This is an excerpt from the 77th Academy Awards ceremony hosted by actor and comedian Chris Rock in 2005. In this skit, Rock suggests that there is a discrepancy between the movies celebrated by the Academy and nominated for Best Picture, and the movies that are most popular and enjoyed by everyday viewers. He furthers this contrast by visiting the Magic Johnson Theaters, a cineplex in downtown Los Angeles, to ask audiences to name their favorite movie of the year. The African American audience members list movies such as “Alien vs Predator,” “Saw 2,” "Chronicles of Riddick,” and "White Chicks," none of which were nominated for Academy Awards. When he asks whether they have seen the movies nominated for Best Picture such as “Sideways,” “Million Dollar Baby,” and “Finding Neverland” they all say ‘no," and even scoff at the suggestion that these movies might be among their favorites. Mid-way through the skit, he interviews Academy member and actor, Albert Brooks, who has seen all the nominated movies but emphatically and ironically claims "White Chicks" was the best movei of the year. The skit ends with a shot of actor and comedian Martin Lawrence, defiantly claiming that he is deserving of an Oscar statuette.
This political advertisement parody by African American comedian Chris Rock aired on Jimmy Kimmel Live shortly before Election Day in 2012. Given that, according to Kimmel, Romney was still far ahead among white voters, Chris Rock took the opportunity to present a recorded message specifically targeted at white people. "In times like these you need a white president you can trust," Rock says, "and that president's name is Barack Obama." Rock proceeds to use a variety of facts to "prove" Obama's whiteness.
This 2014 Starbucks ad for which the coffee company partnered with LGBT network OUTtv, features Bianca Del Rio and Adore Delano, two stars from RuPaul’s Drag Race (2009-present), an American reality television series in which contestants compete to be “America’s next drag superstar.” Del Rio and Delano were rivals on the show and this dynamic is used to express the impact Starbucks has had since 1971, where customers can “expect more than great coffee,” since an intuitive barista is shown anticipating the desires of both drag queens, quelling their argument by presenting them both with coffee at the same time.

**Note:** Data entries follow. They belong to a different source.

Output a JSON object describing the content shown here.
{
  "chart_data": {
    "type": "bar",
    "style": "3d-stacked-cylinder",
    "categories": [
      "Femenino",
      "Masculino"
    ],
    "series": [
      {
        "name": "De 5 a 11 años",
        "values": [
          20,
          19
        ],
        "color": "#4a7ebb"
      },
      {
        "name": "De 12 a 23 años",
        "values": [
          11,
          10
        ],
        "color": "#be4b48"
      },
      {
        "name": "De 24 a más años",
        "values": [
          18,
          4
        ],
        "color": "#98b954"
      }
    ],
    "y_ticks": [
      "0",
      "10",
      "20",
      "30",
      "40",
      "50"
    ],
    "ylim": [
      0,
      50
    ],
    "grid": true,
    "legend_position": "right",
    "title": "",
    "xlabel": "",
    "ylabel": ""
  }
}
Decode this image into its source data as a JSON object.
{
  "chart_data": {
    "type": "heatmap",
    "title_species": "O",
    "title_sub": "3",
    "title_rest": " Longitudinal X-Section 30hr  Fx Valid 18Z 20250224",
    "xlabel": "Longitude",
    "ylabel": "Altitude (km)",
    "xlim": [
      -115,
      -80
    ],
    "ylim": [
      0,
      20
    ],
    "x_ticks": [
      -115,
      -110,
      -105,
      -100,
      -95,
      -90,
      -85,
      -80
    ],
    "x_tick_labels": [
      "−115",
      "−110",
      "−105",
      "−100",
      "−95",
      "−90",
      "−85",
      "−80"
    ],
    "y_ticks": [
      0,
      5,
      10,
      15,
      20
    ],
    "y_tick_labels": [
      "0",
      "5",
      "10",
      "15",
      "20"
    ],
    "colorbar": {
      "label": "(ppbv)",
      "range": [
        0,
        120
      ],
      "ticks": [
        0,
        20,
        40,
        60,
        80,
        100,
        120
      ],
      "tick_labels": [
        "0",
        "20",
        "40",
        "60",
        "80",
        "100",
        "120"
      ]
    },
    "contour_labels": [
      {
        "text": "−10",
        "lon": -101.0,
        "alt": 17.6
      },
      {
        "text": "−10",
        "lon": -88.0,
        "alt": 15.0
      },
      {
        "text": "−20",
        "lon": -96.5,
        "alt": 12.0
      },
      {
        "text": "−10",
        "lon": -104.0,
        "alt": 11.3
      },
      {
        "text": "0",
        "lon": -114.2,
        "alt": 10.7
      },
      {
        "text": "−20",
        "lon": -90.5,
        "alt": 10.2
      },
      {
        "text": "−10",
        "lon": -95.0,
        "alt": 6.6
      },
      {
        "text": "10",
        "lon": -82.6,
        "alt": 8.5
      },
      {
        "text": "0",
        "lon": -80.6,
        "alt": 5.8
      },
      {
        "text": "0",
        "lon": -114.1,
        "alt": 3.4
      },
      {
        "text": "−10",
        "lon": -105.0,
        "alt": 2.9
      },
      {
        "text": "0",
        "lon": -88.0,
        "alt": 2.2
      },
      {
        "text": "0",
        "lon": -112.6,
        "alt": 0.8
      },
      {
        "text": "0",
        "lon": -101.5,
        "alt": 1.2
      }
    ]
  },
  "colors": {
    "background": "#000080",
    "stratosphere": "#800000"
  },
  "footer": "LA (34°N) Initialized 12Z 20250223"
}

This 2009 ad for CVS pharmacy features an Asian-American mother and her twin boys. The mother speaks of the financial value she gets from CVS's 2 for 1 plan, especially with her twins. The content of the commercial is hardly notable or unique -- and that is exactly why it drew praise from some segments of the Asian American community, who praised its portrayal of a "normal" Asian-American family.
This clip comes from an episode of Chapelle’s Show in which Wayne Brady has taken over as host. Chappelle returns, demands his show back, and refuses to co-host with Brady due to the fact that the two “do different things.” To illustrate, Chapelle flashes back to a clip of the two hanging out a few months back. The remainder of the clip depicts Chappelle and Brady driving around and getting into all sorts of trouble, comedically instigated by Brady. Over the course of the evening, Brady pulls up outside a club and shoots several people, drives up to a group of his “hoes” to collect money, forces Chapelle to smoke PCP, breaks the neck of a police officer, and shoots Chappelle in the leg. The clip reverses the persona typically embodied by the family-friendly Brady, and is a response to the characterNegrodamus’previous quote, “White people love Wayne Brady because he makes Bryant Gumbel look like Malcolm X.”